MPs' 25p 'latte levy' proves successful as disposable waste in Westminster plummets

Written by John Johnston and Alain Tolhurst on 16 August 2019 in Diary
Diary

Westminster's war on waste has resulted in an almost 75% drop in the use of disposable cups as MPs, peers and staff shift to reusable alternatives.

According to new data provided to Green MP Caroline Lucas, sales of disposable cups have plummeted from an average of 58,000 per month to just 15,000 since the surcharge was introduced, despite an significant increase in hot beverage sales.

Commons chiefs had introduced the 25p levy on disposable coffee cups in late 2018 as part of "pioneering changes" aimed at reducing the colossal amount of waste generated by Parliament.

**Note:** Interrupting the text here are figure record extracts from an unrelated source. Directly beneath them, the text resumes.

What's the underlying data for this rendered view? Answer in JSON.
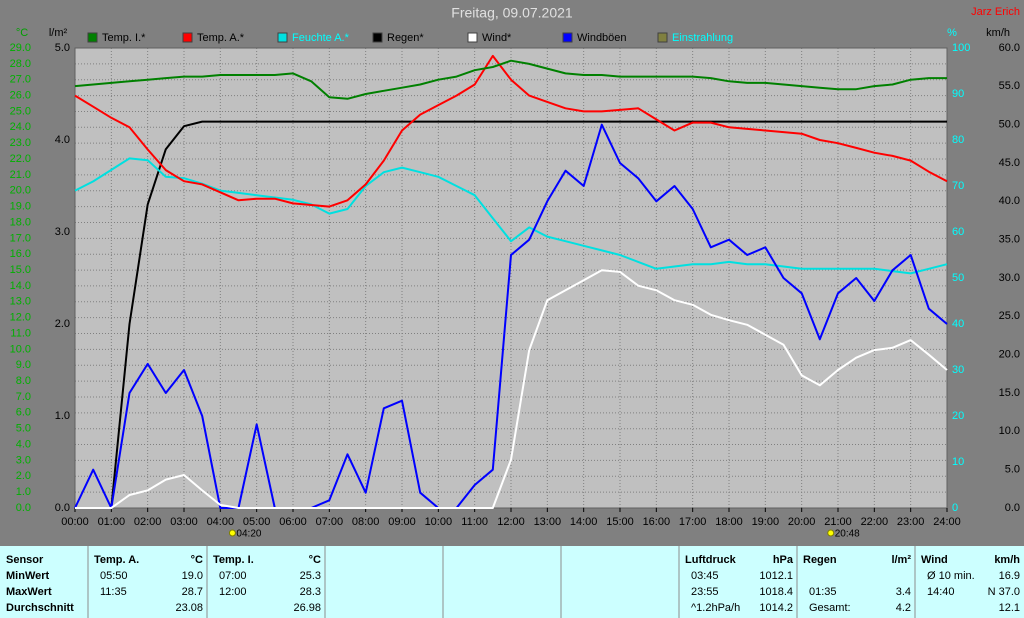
{
  "chart_data": {
    "type": "line",
    "title": "Freitag, 09.07.2021",
    "author": "Jarz Erich",
    "ylabel": "°C",
    "y2label": "l/m²",
    "y3label": "%",
    "y4label": "km/h",
    "grid": true,
    "x": [
      0,
      0.5,
      1,
      1.5,
      2,
      2.5,
      3,
      3.5,
      4,
      4.5,
      5,
      5.5,
      6,
      6.5,
      7,
      7.5,
      8,
      8.5,
      9,
      9.5,
      10,
      10.5,
      11,
      11.5,
      12,
      12.5,
      13,
      13.5,
      14,
      14.5,
      15,
      15.5,
      16,
      16.5,
      17,
      17.5,
      18,
      18.5,
      19,
      19.5,
      20,
      20.5,
      21,
      21.5,
      22,
      22.5,
      23,
      23.5,
      24
    ],
    "xlim": [
      0,
      24
    ],
    "xticks": [
      {
        "value": 0,
        "label": "00:00"
      },
      {
        "value": 1,
        "label": "01:00"
      },
      {
        "value": 2,
        "label": "02:00"
      },
      {
        "value": 3,
        "label": "03:00"
      },
      {
        "value": 4,
        "label": "04:00"
      },
      {
        "value": 5,
        "label": "05:00"
      },
      {
        "value": 6,
        "label": "06:00"
      },
      {
        "value": 7,
        "label": "07:00"
      },
      {
        "value": 8,
        "label": "08:00"
      },
      {
        "value": 9,
        "label": "09:00"
      },
      {
        "value": 10,
        "label": "10:00"
      },
      {
        "value": 11,
        "label": "11:00"
      },
      {
        "value": 12,
        "label": "12:00"
      },
      {
        "value": 13,
        "label": "13:00"
      },
      {
        "value": 14,
        "label": "14:00"
      },
      {
        "value": 15,
        "label": "15:00"
      },
      {
        "value": 16,
        "label": "16:00"
      },
      {
        "value": 17,
        "label": "17:00"
      },
      {
        "value": 18,
        "label": "18:00"
      },
      {
        "value": 19,
        "label": "19:00"
      },
      {
        "value": 20,
        "label": "20:00"
      },
      {
        "value": 21,
        "label": "21:00"
      },
      {
        "value": 22,
        "label": "22:00"
      },
      {
        "value": 23,
        "label": "23:00"
      },
      {
        "value": 24,
        "label": "24:00"
      }
    ],
    "ylim": [
      0,
      29
    ],
    "yticks": [
      {
        "value": 0,
        "label": "0.0"
      },
      {
        "value": 1,
        "label": "1.0"
      },
      {
        "value": 2,
        "label": "2.0"
      },
      {
        "value": 3,
        "label": "3.0"
      },
      {
        "value": 4,
        "label": "4.0"
      },
      {
        "value": 5,
        "label": "5.0"
      },
      {
        "value": 6,
        "label": "6.0"
      },
      {
        "value": 7,
        "label": "7.0"
      },
      {
        "value": 8,
        "label": "8.0"
      },
      {
        "value": 9,
        "label": "9.0"
      },
      {
        "value": 10,
        "label": "10.0"
      },
      {
        "value": 11,
        "label": "11.0"
      },
      {
        "value": 12,
        "label": "12.0"
      },
      {
        "value": 13,
        "label": "13.0"
      },
      {
        "value": 14,
        "label": "14.0"
      },
      {
        "value": 15,
        "label": "15.0"
      },
      {
        "value": 16,
        "label": "16.0"
      },
      {
        "value": 17,
        "label": "17.0"
      },
      {
        "value": 18,
        "label": "18.0"
      },
      {
        "value": 19,
        "label": "19.0"
      },
      {
        "value": 20,
        "label": "20.0"
      },
      {
        "value": 21,
        "label": "21.0"
      },
      {
        "value": 22,
        "label": "22.0"
      },
      {
        "value": 23,
        "label": "23.0"
      },
      {
        "value": 24,
        "label": "24.0"
      },
      {
        "value": 25,
        "label": "25.0"
      },
      {
        "value": 26,
        "label": "26.0"
      },
      {
        "value": 27,
        "label": "27.0"
      },
      {
        "value": 28,
        "label": "28.0"
      },
      {
        "value": 29,
        "label": "29.0"
      }
    ],
    "y2lim": [
      0,
      5
    ],
    "y2ticks": [
      {
        "value": 0,
        "label": "0.0"
      },
      {
        "value": 1,
        "label": "1.0"
      },
      {
        "value": 2,
        "label": "2.0"
      },
      {
        "value": 3,
        "label": "3.0"
      },
      {
        "value": 4,
        "label": "4.0"
      },
      {
        "value": 5,
        "label": "5.0"
      }
    ],
    "y3lim": [
      0,
      100
    ],
    "y3ticks": [
      0,
      10,
      20,
      30,
      40,
      50,
      60,
      70,
      80,
      90,
      100
    ],
    "y4lim": [
      0,
      60
    ],
    "y4ticks": [
      {
        "value": 0,
        "label": "0.0"
      },
      {
        "value": 5,
        "label": "5.0"
      },
      {
        "value": 10,
        "label": "10.0"
      },
      {
        "value": 15,
        "label": "15.0"
      },
      {
        "value": 20,
        "label": "20.0"
      },
      {
        "value": 25,
        "label": "25.0"
      },
      {
        "value": 30,
        "label": "30.0"
      },
      {
        "value": 35,
        "label": "35.0"
      },
      {
        "value": 40,
        "label": "40.0"
      },
      {
        "value": 45,
        "label": "45.0"
      },
      {
        "value": 50,
        "label": "50.0"
      },
      {
        "value": 55,
        "label": "55.0"
      },
      {
        "value": 60,
        "label": "60.0"
      }
    ],
    "annotations": [
      {
        "x": 4.333,
        "label": "04:20"
      },
      {
        "x": 20.8,
        "label": "20:48"
      }
    ],
    "series": [
      {
        "name": "Temp. I.*",
        "color": "#008000",
        "legend_text_color": "#000000",
        "axis": "y",
        "values": [
          26.6,
          26.7,
          26.8,
          26.9,
          27.0,
          27.1,
          27.2,
          27.2,
          27.3,
          27.3,
          27.3,
          27.3,
          27.4,
          26.9,
          25.9,
          25.8,
          26.1,
          26.3,
          26.5,
          26.7,
          27.0,
          27.2,
          27.6,
          27.8,
          28.2,
          28.0,
          27.7,
          27.4,
          27.3,
          27.3,
          27.2,
          27.2,
          27.2,
          27.2,
          27.2,
          27.1,
          26.9,
          26.8,
          26.8,
          26.7,
          26.6,
          26.5,
          26.4,
          26.4,
          26.6,
          26.7,
          27.0,
          27.1,
          27.1
        ]
      },
      {
        "name": "Temp. A.*",
        "color": "#ff0000",
        "legend_text_color": "#000000",
        "axis": "y",
        "values": [
          26.0,
          25.3,
          24.6,
          24.0,
          22.6,
          21.3,
          20.6,
          20.4,
          19.9,
          19.4,
          19.5,
          19.5,
          19.2,
          19.1,
          19.0,
          19.4,
          20.4,
          21.9,
          23.8,
          24.8,
          25.4,
          26.0,
          26.7,
          28.5,
          27.0,
          26.0,
          25.6,
          25.2,
          25.0,
          25.0,
          25.1,
          25.2,
          24.5,
          23.8,
          24.3,
          24.3,
          24.0,
          23.9,
          23.8,
          23.7,
          23.6,
          23.2,
          23.0,
          22.7,
          22.4,
          22.2,
          21.9,
          21.2,
          20.6
        ]
      },
      {
        "name": "Feuchte A.*",
        "color": "#00e0e0",
        "legend_text_color": "#00ffff",
        "axis": "y3",
        "values": [
          69,
          71,
          73.5,
          76,
          75.6,
          72,
          71.7,
          70.5,
          69,
          68.5,
          68,
          67.5,
          67,
          66,
          64,
          65,
          70,
          73,
          74,
          73,
          72,
          70,
          68,
          63,
          58,
          61,
          59,
          58,
          57,
          56,
          55,
          53.5,
          52,
          52.5,
          53,
          53,
          53.5,
          53,
          53,
          52.5,
          52,
          52,
          52,
          52,
          52,
          51.5,
          51,
          52,
          53
        ]
      },
      {
        "name": "Regen*",
        "color": "#000000",
        "legend_text_color": "#000000",
        "axis": "y2",
        "values": [
          0,
          0,
          0,
          2.0,
          3.3,
          3.9,
          4.15,
          4.2,
          4.2,
          4.2,
          4.2,
          4.2,
          4.2,
          4.2,
          4.2,
          4.2,
          4.2,
          4.2,
          4.2,
          4.2,
          4.2,
          4.2,
          4.2,
          4.2,
          4.2,
          4.2,
          4.2,
          4.2,
          4.2,
          4.2,
          4.2,
          4.2,
          4.2,
          4.2,
          4.2,
          4.2,
          4.2,
          4.2,
          4.2,
          4.2,
          4.2,
          4.2,
          4.2,
          4.2,
          4.2,
          4.2,
          4.2,
          4.2,
          4.2
        ]
      },
      {
        "name": "Windböen",
        "color": "#0000ff",
        "legend_text_color": "#000000",
        "axis": "y4",
        "values": [
          0,
          5,
          0,
          15,
          18.8,
          15,
          18,
          12,
          0,
          0,
          10.9,
          0,
          0,
          0,
          1,
          7,
          2,
          13,
          14,
          2,
          0,
          0,
          3,
          5,
          33,
          35,
          40,
          44,
          42,
          50,
          45,
          43,
          40,
          42,
          39,
          34,
          35,
          33,
          34,
          30,
          28,
          22,
          28,
          30,
          27,
          31,
          33,
          26,
          24
        ]
      },
      {
        "name": "Wind*",
        "color": "#ffffff",
        "legend_text_color": "#000000",
        "axis": "y4",
        "values": [
          0,
          0,
          0,
          1.7,
          2.3,
          3.7,
          4.3,
          2.3,
          0.4,
          0,
          0,
          0,
          0,
          0,
          0,
          0,
          0,
          0,
          0,
          0,
          0,
          0,
          0,
          0,
          6.3,
          20.6,
          27.1,
          28.4,
          29.7,
          31,
          30.8,
          29,
          28.4,
          27.1,
          26.5,
          25.2,
          24.5,
          23.9,
          22.6,
          21.3,
          17.3,
          16,
          18,
          19.6,
          20.6,
          20.9,
          21.9,
          20,
          18
        ]
      },
      {
        "name": "Einstrahlung",
        "color": "#808040",
        "legend_text_color": "#00ffff",
        "axis": "y",
        "values": [
          null,
          null,
          null,
          null,
          null,
          null,
          null,
          null,
          null,
          null,
          null,
          null,
          null,
          null,
          null,
          null,
          null,
          null,
          null,
          null,
          null,
          null,
          null,
          null,
          null,
          null,
          null,
          null,
          null,
          null,
          null,
          null,
          null,
          null,
          null,
          null,
          null,
          null,
          null,
          null,
          null,
          null,
          null,
          null,
          null,
          null,
          null,
          null,
          null
        ]
      }
    ],
    "legend_order": [
      0,
      1,
      2,
      3,
      5,
      4,
      6
    ]
  },
  "table": {
    "label_header": "Sensor",
    "row_labels": [
      "MinWert",
      "MaxWert",
      "Durchschnitt"
    ],
    "columns": [
      {
        "header": "Temp. A.",
        "unit": "°C",
        "rows": [
          {
            "time": "05:50",
            "value": "19.0"
          },
          {
            "time": "11:35",
            "value": "28.7"
          },
          {
            "value": "23.08"
          }
        ]
      },
      {
        "header": "Temp. I.",
        "unit": "°C",
        "rows": [
          {
            "time": "07:00",
            "value": "25.3"
          },
          {
            "time": "12:00",
            "value": "28.3"
          },
          {
            "value": "26.98"
          }
        ]
      },
      {
        "header": "Luftdruck",
        "unit": "hPa",
        "rows": [
          {
            "time": "03:45",
            "value": "1012.1"
          },
          {
            "time": "23:55",
            "value": "1018.4"
          },
          {
            "time": "^1.2hPa/h",
            "value": "1014.2"
          }
        ]
      },
      {
        "header": "Regen",
        "unit": "l/m²",
        "rows": [
          null,
          {
            "time": "01:35",
            "value": "3.4"
          },
          {
            "time": "Gesamt:",
            "value": "4.2"
          }
        ]
      },
      {
        "header": "Wind",
        "unit": "km/h",
        "rows": [
          {
            "time": "Ø 10 min.",
            "value": "16.9"
          },
          {
            "time": "14:40",
            "value": "N 37.0"
          },
          {
            "value": "12.1"
          }
        ]
      }
    ]
  }
}
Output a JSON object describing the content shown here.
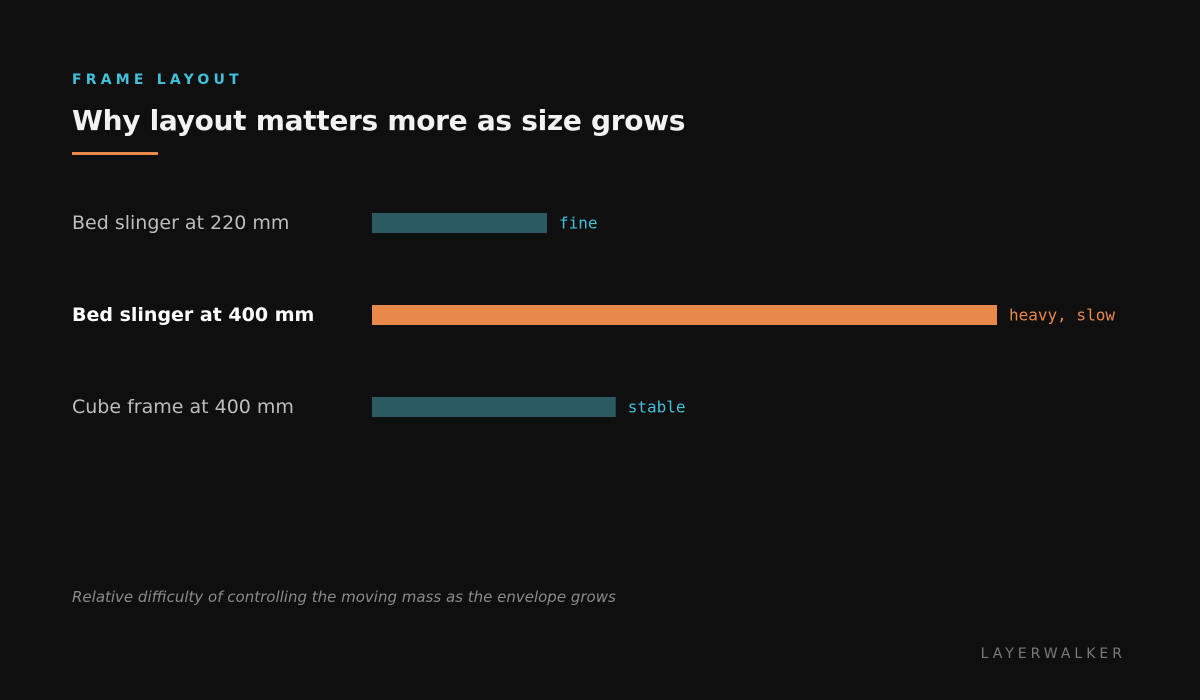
{
  "header": {
    "eyebrow": "FRAME LAYOUT",
    "title": "Why layout matters more as size grows"
  },
  "colors": {
    "accent_orange": "#e8894b",
    "accent_teal": "#3ec1d9",
    "bar_teal": "#2b5a63"
  },
  "chart_data": {
    "type": "bar",
    "orientation": "horizontal",
    "title": "Why layout matters more as size grows",
    "categories": [
      "Bed slinger at 220 mm",
      "Bed slinger at 400 mm",
      "Cube frame at 400 mm"
    ],
    "values": [
      28,
      100,
      39
    ],
    "value_labels": [
      "fine",
      "heavy, slow",
      "stable"
    ],
    "highlight_index": 1,
    "xlim": [
      0,
      100
    ],
    "grid": false,
    "legend": "none"
  },
  "caption": "Relative difficulty of controlling the moving mass as the envelope grows",
  "brand": "LAYERWALKER"
}
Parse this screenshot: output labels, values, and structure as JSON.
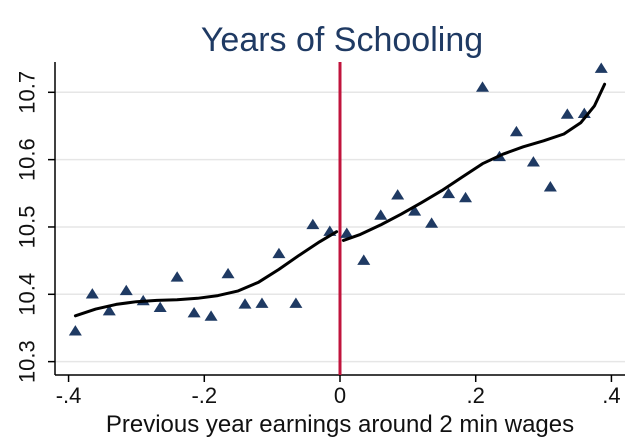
{
  "chart_data": {
    "type": "scatter",
    "title": "Years of Schooling",
    "xlabel": "Previous year earnings around 2 min wages",
    "ylabel": "",
    "xlim": [
      -0.42,
      0.42
    ],
    "ylim": [
      10.295,
      10.745
    ],
    "x_ticks": [
      {
        "value": -0.4,
        "label": "-.4"
      },
      {
        "value": -0.2,
        "label": "-.2"
      },
      {
        "value": 0,
        "label": "0"
      },
      {
        "value": 0.2,
        "label": ".2"
      },
      {
        "value": 0.4,
        "label": ".4"
      }
    ],
    "y_ticks": [
      {
        "value": 10.3,
        "label": "10.3"
      },
      {
        "value": 10.4,
        "label": "10.4"
      },
      {
        "value": 10.5,
        "label": "10.5"
      },
      {
        "value": 10.6,
        "label": "10.6"
      },
      {
        "value": 10.7,
        "label": "10.7"
      }
    ],
    "grid": "horizontal",
    "cutoff_x": 0,
    "colors": {
      "markers": "#1f3a63",
      "fit_line": "#000000",
      "cutoff_line": "#c0143c",
      "grid": "#e6e6e6",
      "title": "#1f3a63"
    },
    "series": [
      {
        "kind": "markers",
        "marker": "triangle",
        "x": [
          -0.39,
          -0.365,
          -0.34,
          -0.315,
          -0.29,
          -0.265,
          -0.24,
          -0.215,
          -0.19,
          -0.165,
          -0.14,
          -0.115,
          -0.09,
          -0.065,
          -0.04,
          -0.015,
          0.01,
          0.035,
          0.06,
          0.085,
          0.11,
          0.135,
          0.16,
          0.185,
          0.21,
          0.235,
          0.26,
          0.285,
          0.31,
          0.335,
          0.36,
          0.385
        ],
        "y": [
          10.345,
          10.4,
          10.375,
          10.405,
          10.39,
          10.38,
          10.425,
          10.372,
          10.367,
          10.43,
          10.385,
          10.386,
          10.46,
          10.386,
          10.503,
          10.493,
          10.49,
          10.45,
          10.517,
          10.547,
          10.523,
          10.505,
          10.549,
          10.543,
          10.707,
          10.604,
          10.641,
          10.596,
          10.559,
          10.667,
          10.668,
          10.735
        ]
      },
      {
        "kind": "fit-left",
        "x": [
          -0.39,
          -0.36,
          -0.33,
          -0.3,
          -0.27,
          -0.24,
          -0.21,
          -0.18,
          -0.15,
          -0.12,
          -0.09,
          -0.06,
          -0.03,
          -0.005
        ],
        "y": [
          10.368,
          10.378,
          10.385,
          10.389,
          10.391,
          10.392,
          10.394,
          10.398,
          10.405,
          10.418,
          10.437,
          10.458,
          10.478,
          10.493
        ]
      },
      {
        "kind": "fit-right",
        "x": [
          0.005,
          0.03,
          0.06,
          0.09,
          0.12,
          0.15,
          0.18,
          0.21,
          0.24,
          0.27,
          0.3,
          0.33,
          0.355,
          0.375,
          0.39
        ],
        "y": [
          10.48,
          10.489,
          10.503,
          10.519,
          10.536,
          10.554,
          10.574,
          10.594,
          10.608,
          10.619,
          10.628,
          10.638,
          10.655,
          10.68,
          10.712
        ]
      }
    ]
  }
}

Speaking on behalf of the House of Commons Commission, Liberal Democrat MP Tom Brake, said: "In the nine months to September 2018, before the 25p surcharge... sales for hot beverages was £655,640... In the ninth months to date, after the surcharge... sales were £727,203.

He added: "There has been a reduction from 58,000 paper cups per month being sold to 15,000 on average."

The clampdown, which came amid growing concern about the impact of plastic waste on the world's oceans, also included the removal of single use condiment sachets from Commons cafes and a ban on the sale of plastic water bottles.

MPs had committed to lead the way on reducing waste in Westminster after a 2018 report found the UK threw away an estimate 2.5 billion disposable cups every year - enough to circle the planet five and a half times.

Announcing the plans, Commons Administration Commitee chair Sir Paul Beresford said: "The measures we are introducing are ambitious and wide ranging, covering not just coffee cups but an array from plastic bottles and straws to condiment sachets and stationary."

The Tory MP added: "Our aim is to remove, as far as possible, disposable plastic items from the Parliamentary Estate.

"Our challenging targets reflect Parliament's committment to leading the way in environmental sustainability."

The scheme's success is likely to empower ministers who have previously mulled rolling out the levy across the UK in a bid to curb the use of throwaway plastics.